Toda música sacra é religiosa, mas nem toda música religiosa é sacra. Música sacra, ou litúrgica, é a música consagrada a Deus, de acordo com a liturgia determinada pela autoridade eclesiástica. Dos séculos 4 a 6, havia controvérsias entre os teólogos sobre a música durante o culto. Na Idade Média, Tomás de Aquino manifestou um certo embaraço para defender o canto litúrgico. No século 16, a Igreja Católica Romana, por meio do Concílio de Trento, proibiu toda espécie de música. Entrementes, as igrejas protestantes e evangélicas prestigiavam a execução musical. A Igreja Ortodoxa proibia a música instrumental; a música de culto se restringia ao canto coral. Cremos que, em qualquer igreja ou comunidade cristã local, a boa música deve ser regulada pela boa teologia para produzir boa doxologia. As liturgias cristãs tomaram formas diversas, que variam de acordo com um critério geográfico e histórico e também de acordo com cada igreja. As igrejas que adotam liturgias são compostas por comunidades antioquenas, maronitas, bizantinas, armênias, nestorianas, caldaicas, malabares, coptas e etíopes (no Oriente); de ritos romano, ambrosiano, moçárabe e gálico (na Igreja Católica Ocidental); de vários ritos (na Igreja Ortodoxa). No Brasil, adotam liturgia a Igreja Anglicana, as Igrejas Luteranas, a Igreja Presbiteriana, a Igreja Presbiteriana Independente e a Igreja Metodista. Pelo que sabemos, as igrejas batistas e congregacionalistas não adotam. Atualmente, parece que a música nas igrejas atingiu o seu paroxismo.

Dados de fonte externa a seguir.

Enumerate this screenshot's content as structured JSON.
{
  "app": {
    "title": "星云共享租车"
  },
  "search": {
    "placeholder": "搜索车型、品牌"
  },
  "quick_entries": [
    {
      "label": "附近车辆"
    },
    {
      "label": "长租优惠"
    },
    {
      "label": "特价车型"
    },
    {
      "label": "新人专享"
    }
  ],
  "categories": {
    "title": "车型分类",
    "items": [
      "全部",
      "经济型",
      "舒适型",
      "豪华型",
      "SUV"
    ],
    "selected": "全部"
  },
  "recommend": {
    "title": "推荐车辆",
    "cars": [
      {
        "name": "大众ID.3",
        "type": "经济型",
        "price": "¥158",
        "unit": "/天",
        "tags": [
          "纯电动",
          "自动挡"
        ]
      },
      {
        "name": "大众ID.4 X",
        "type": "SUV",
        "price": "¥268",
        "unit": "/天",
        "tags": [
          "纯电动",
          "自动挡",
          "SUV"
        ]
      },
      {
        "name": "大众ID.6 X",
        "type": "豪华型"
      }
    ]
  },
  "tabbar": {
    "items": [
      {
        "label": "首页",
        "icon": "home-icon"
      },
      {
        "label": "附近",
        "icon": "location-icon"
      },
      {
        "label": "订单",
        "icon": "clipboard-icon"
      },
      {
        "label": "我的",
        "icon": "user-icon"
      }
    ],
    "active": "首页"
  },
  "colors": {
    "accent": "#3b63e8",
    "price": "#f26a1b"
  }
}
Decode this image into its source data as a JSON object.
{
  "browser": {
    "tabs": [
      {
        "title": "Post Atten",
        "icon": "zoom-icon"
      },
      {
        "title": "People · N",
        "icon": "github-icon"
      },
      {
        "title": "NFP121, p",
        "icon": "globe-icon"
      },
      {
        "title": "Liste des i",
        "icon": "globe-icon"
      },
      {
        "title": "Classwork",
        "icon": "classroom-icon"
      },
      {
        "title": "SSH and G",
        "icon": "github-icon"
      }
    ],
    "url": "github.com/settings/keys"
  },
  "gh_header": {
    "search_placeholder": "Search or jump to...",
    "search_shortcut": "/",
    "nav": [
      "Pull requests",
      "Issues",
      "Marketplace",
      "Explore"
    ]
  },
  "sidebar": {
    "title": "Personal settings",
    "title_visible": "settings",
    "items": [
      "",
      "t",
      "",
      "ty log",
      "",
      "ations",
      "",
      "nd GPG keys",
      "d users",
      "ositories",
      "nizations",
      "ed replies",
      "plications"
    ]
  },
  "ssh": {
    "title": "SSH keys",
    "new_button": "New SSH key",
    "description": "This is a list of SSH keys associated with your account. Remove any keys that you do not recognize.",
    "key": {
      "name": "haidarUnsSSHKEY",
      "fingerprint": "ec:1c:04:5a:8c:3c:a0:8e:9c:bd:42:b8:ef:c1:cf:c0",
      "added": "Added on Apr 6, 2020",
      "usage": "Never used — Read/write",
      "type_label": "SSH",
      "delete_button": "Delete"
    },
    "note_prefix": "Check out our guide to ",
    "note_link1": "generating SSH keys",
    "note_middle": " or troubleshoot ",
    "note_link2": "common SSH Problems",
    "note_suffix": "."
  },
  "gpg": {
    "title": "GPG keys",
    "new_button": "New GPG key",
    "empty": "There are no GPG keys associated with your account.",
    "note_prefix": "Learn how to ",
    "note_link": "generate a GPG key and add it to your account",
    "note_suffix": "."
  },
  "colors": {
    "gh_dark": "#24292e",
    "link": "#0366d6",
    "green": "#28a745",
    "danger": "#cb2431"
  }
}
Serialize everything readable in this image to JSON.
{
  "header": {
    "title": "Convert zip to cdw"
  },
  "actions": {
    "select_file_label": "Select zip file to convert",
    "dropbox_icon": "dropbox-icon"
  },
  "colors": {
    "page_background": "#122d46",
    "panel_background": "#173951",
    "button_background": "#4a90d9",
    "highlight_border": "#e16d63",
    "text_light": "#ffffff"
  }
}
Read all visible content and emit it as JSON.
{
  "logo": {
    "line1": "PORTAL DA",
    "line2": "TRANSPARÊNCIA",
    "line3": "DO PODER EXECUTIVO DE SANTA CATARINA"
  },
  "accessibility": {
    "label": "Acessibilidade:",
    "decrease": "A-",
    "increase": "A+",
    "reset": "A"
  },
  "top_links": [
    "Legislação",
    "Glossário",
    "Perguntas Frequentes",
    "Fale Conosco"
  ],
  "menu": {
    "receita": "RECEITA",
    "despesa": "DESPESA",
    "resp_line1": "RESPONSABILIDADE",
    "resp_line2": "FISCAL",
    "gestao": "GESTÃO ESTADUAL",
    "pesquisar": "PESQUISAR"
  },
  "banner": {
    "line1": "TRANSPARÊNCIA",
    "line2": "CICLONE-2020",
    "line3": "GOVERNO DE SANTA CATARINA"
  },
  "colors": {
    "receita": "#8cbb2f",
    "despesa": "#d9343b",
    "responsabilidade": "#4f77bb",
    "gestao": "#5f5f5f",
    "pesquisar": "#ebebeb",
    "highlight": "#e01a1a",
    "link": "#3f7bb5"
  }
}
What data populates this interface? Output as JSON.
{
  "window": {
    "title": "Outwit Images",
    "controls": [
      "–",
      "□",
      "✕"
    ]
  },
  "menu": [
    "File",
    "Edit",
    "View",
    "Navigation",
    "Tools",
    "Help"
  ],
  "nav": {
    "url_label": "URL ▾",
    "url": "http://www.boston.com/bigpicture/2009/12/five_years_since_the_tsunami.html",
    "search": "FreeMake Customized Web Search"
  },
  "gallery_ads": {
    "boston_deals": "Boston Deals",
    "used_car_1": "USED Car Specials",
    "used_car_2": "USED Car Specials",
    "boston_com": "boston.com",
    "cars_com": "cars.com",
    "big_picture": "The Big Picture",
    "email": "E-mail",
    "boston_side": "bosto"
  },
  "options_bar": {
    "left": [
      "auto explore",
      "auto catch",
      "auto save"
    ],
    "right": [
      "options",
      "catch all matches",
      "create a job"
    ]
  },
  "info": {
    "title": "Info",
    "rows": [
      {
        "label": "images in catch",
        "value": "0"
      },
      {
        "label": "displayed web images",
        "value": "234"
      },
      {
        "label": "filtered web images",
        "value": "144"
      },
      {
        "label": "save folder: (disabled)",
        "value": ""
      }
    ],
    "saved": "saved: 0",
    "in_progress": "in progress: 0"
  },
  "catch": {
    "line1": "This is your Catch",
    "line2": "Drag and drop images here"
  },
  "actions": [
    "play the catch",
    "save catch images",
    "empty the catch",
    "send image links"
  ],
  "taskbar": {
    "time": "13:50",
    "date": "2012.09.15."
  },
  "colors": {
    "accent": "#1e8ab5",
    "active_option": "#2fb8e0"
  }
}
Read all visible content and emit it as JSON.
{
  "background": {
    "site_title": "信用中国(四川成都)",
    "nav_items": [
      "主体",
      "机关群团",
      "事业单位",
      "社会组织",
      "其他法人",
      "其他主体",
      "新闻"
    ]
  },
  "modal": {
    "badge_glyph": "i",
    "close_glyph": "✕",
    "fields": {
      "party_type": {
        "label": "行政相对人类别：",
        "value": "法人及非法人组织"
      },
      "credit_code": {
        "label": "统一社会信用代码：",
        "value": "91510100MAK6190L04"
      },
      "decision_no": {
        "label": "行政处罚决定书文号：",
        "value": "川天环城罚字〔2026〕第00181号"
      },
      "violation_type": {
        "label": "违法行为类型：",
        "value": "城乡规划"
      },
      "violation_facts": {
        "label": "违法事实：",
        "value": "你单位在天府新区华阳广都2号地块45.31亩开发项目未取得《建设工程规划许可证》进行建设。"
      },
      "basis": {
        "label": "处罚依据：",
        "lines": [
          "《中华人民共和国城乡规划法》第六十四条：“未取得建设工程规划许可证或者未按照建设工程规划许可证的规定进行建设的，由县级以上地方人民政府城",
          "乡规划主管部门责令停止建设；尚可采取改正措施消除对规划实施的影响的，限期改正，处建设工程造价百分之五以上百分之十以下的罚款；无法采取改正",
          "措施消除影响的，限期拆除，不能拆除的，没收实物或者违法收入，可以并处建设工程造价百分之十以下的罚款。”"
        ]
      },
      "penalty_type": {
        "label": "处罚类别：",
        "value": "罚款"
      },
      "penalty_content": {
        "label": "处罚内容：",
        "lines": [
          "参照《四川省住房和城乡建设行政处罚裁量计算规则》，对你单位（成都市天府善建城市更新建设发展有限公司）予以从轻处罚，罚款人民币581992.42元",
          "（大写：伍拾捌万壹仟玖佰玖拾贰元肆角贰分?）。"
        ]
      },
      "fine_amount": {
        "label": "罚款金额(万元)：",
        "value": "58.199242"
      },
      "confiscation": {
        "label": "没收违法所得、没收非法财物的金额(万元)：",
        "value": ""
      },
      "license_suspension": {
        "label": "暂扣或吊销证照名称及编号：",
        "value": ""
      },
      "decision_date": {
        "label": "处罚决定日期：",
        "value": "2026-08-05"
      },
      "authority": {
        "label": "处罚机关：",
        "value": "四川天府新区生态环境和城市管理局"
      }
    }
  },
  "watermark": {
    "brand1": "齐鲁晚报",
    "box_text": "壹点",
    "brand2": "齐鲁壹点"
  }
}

Na sua opinião, é necessário valorizar a hinologia tradicional para a nova geração? Como fazer isso?

As igrejas e suas comunidades locais devem prestigiar a sua música tradicional. No caso das igrejas evangélicas, cabe aos ministros e diretores musicais a função educativa. Não basta cuidar da execução musical. Eles devem transmitir noções a respeito da história da salmodia e da hinódia de suas respectivas igrejas. O espaço aqui é exíguo para discorrer sobre o assunto.

Como o senhor avalia os cânticos com melodias e ritmos brasileiros?

Sou favorável à atualização das melodias da música evangélica, ao aproveitamento criterioso das constâncias melódicas, rítmicas e harmônicas da música brasileira. Na década de 70, publiquei aqui o artigo Por um hinário brasileiro.

A música sacra erudita dos nossos dias também sofre do esvaziamento de conteúdo bíblico e teológico como a “música gospel” atual de maneira geral?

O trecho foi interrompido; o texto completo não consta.